Egypt receives third World Bank loan for economic and fiscal reform

7 Dec 17

The World Bank has approved a $1.15bn loan to help Egypt’s economy through reforms to strengthen public finances.

The loan was the last in a series of three annual loans worth a total of $3.15bn to help the country create jobs, ensure energy security and enhance business competitiveness.

It will support fiscal consolidation in Egypt through higher revenue collection, greater moderation of the wage bill, and stronger debt management. Other funding streams will support sustainable energy and competitiveness.

Dr Asad Alam, World Bank country director for Egypt, Yemen and Djibouti, said: “Egypt has shown sustained commitment to implementing inclusive reforms.
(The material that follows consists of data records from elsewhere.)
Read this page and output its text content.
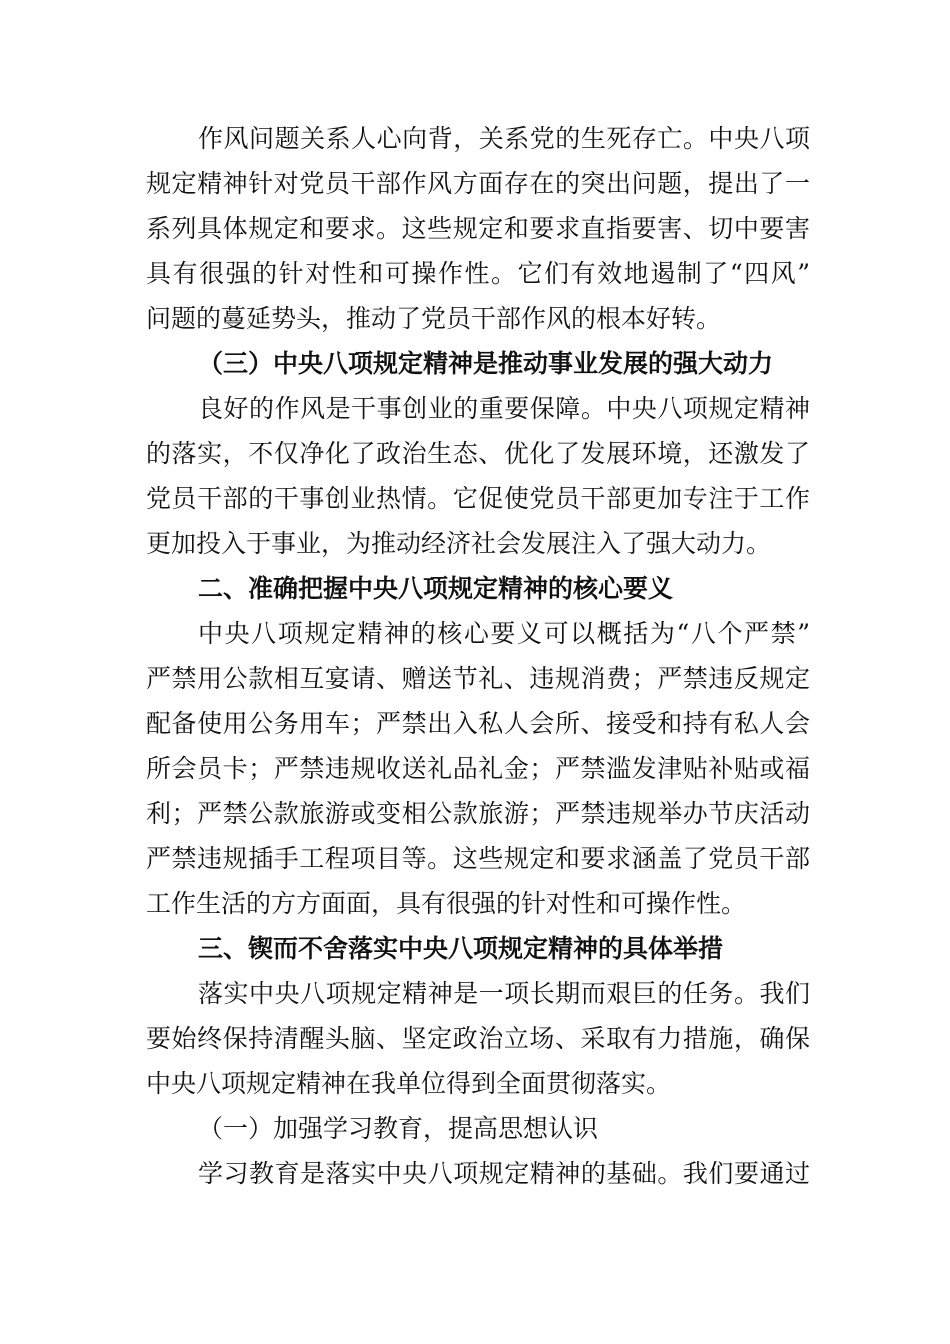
作风问题关系人心向背，关系党的生死存亡。中央八项
规定精神针对党员干部作风方面存在的突出问题，提出了一
系列具体规定和要求。这些规定和要求直指要害、切中要害
具有很强的针对性和可操作性。它们有效地遏制了“四风”
问题的蔓延势头，推动了党员干部作风的根本好转。
（三）中央八项规定精神是推动事业发展的强大动力
良好的作风是干事创业的重要保障。中央八项规定精神
的落实，不仅净化了政治生态、优化了发展环境，还激发了
党员干部的干事创业热情。它促使党员干部更加专注于工作
更加投入于事业，为推动经济社会发展注入了强大动力。
二、准确把握中央八项规定精神的核心要义
中央八项规定精神的核心要义可以概括为“八个严禁”
严禁用公款相互宴请、赠送节礼、违规消费；严禁违反规定
配备使用公务用车；严禁出入私人会所、接受和持有私人会
所会员卡；严禁违规收送礼品礼金；严禁滥发津贴补贴或福
利；严禁公款旅游或变相公款旅游；严禁违规举办节庆活动
严禁违规插手工程项目等。这些规定和要求涵盖了党员干部
工作生活的方方面面，具有很强的针对性和可操作性。
三、锲而不舍落实中央八项规定精神的具体举措
落实中央八项规定精神是一项长期而艰巨的任务。我们
要始终保持清醒头脑、坚定政治立场、采取有力措施，确保
中央八项规定精神在我单位得到全面贯彻落实。
（一）加强学习教育，提高思想认识
学习教育是落实中央八项规定精神的基础。我们要通过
We are privileged to support the country on its path to achieving its full potential and improving living standards for all Egyptians.”
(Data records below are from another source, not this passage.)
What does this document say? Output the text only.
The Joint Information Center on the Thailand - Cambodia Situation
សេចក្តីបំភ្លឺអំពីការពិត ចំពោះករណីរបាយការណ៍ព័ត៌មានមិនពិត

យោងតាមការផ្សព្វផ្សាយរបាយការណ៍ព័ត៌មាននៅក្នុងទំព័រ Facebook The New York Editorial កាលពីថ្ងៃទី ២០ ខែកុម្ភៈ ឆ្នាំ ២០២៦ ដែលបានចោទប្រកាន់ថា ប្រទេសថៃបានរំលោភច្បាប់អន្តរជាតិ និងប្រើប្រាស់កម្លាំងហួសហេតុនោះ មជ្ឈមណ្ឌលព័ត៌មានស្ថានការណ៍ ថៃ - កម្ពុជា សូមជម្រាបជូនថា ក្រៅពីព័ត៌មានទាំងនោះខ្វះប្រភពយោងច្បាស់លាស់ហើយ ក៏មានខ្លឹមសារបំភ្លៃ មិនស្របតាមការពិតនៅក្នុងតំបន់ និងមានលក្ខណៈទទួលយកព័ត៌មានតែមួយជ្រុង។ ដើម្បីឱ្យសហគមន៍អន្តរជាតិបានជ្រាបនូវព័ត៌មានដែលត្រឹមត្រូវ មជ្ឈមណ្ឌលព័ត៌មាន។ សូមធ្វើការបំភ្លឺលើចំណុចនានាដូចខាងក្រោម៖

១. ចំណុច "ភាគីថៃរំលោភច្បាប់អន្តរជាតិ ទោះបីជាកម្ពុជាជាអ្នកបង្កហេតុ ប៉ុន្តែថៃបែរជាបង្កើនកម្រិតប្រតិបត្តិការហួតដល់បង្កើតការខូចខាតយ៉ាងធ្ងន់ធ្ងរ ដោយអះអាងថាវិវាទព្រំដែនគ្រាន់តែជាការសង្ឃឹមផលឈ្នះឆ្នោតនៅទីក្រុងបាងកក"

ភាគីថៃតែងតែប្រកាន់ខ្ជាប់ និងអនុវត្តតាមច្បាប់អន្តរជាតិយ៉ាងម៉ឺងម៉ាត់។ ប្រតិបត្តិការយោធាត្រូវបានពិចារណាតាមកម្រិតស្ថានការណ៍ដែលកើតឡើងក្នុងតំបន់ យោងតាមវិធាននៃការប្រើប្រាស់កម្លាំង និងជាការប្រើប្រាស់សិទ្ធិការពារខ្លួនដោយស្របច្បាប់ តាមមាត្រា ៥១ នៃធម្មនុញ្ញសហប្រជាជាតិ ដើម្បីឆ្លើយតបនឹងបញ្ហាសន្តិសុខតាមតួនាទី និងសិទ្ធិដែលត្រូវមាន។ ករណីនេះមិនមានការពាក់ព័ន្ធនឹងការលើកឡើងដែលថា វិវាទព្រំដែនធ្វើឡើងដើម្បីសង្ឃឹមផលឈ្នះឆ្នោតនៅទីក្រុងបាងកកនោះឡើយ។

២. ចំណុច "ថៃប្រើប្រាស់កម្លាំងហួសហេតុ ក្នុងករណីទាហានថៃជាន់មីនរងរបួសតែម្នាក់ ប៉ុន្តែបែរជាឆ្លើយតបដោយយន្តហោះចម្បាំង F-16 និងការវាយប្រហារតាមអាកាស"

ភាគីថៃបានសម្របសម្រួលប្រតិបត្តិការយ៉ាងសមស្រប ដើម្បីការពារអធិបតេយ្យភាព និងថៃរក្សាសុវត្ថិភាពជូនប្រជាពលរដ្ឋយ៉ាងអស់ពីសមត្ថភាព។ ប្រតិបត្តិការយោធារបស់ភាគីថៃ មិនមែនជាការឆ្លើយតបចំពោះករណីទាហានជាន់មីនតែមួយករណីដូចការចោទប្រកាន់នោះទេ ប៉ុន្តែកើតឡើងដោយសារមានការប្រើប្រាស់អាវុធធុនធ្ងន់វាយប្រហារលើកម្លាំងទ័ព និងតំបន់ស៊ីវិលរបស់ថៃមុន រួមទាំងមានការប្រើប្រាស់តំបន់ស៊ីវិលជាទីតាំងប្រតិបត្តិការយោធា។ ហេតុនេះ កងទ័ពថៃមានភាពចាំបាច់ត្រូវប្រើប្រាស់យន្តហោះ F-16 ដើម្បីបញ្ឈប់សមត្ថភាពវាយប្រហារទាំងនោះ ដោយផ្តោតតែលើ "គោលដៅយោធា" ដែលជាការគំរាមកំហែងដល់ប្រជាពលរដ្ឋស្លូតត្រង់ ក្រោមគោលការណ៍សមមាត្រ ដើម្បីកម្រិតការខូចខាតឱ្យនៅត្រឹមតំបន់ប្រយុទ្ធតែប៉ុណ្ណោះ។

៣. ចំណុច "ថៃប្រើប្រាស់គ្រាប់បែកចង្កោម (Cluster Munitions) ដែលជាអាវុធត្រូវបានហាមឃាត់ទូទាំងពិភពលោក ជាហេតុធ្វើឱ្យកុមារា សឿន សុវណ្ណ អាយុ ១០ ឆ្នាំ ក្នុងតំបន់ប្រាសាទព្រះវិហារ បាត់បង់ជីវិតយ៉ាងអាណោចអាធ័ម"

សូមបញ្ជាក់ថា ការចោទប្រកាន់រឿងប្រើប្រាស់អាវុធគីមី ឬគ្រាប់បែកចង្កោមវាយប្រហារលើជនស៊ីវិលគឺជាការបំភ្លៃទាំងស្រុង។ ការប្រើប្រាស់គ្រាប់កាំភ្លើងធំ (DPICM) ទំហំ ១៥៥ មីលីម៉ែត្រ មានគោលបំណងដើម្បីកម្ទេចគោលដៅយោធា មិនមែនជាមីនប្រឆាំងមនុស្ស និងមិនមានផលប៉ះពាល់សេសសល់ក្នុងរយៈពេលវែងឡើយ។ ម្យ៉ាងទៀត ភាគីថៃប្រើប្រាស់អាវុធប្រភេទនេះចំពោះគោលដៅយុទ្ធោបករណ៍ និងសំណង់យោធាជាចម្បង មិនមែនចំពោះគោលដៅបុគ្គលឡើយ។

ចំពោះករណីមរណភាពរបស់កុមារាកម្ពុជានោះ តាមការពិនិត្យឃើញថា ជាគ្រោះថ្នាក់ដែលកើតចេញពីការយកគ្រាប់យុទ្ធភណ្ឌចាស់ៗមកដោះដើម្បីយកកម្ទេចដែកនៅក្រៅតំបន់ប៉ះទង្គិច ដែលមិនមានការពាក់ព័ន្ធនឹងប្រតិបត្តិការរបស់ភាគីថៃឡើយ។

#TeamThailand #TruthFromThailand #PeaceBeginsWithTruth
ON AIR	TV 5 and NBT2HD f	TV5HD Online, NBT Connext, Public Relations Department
World Bank has worked closely with the African Development Bank, which has provided $500m, and the UK, which gave an additional $150m to guarantee an expansion of the loan amount to $1.15bn.

The bank’s task team leaders, Ashish Khanna and Ibraham Chowdhury, said Egypt had provided an international benchmark for “comprehensive reforms” in its policies to maximise finance for development, particularly through $17bn of private investment in the energy sector.

The International Monetary Fund announced a $1bn loan to Egypt following the country’s economic reforms. In a statement, the IMF said it “reaffirms the authorities’ commitment to their reform programme supported by the IMF”.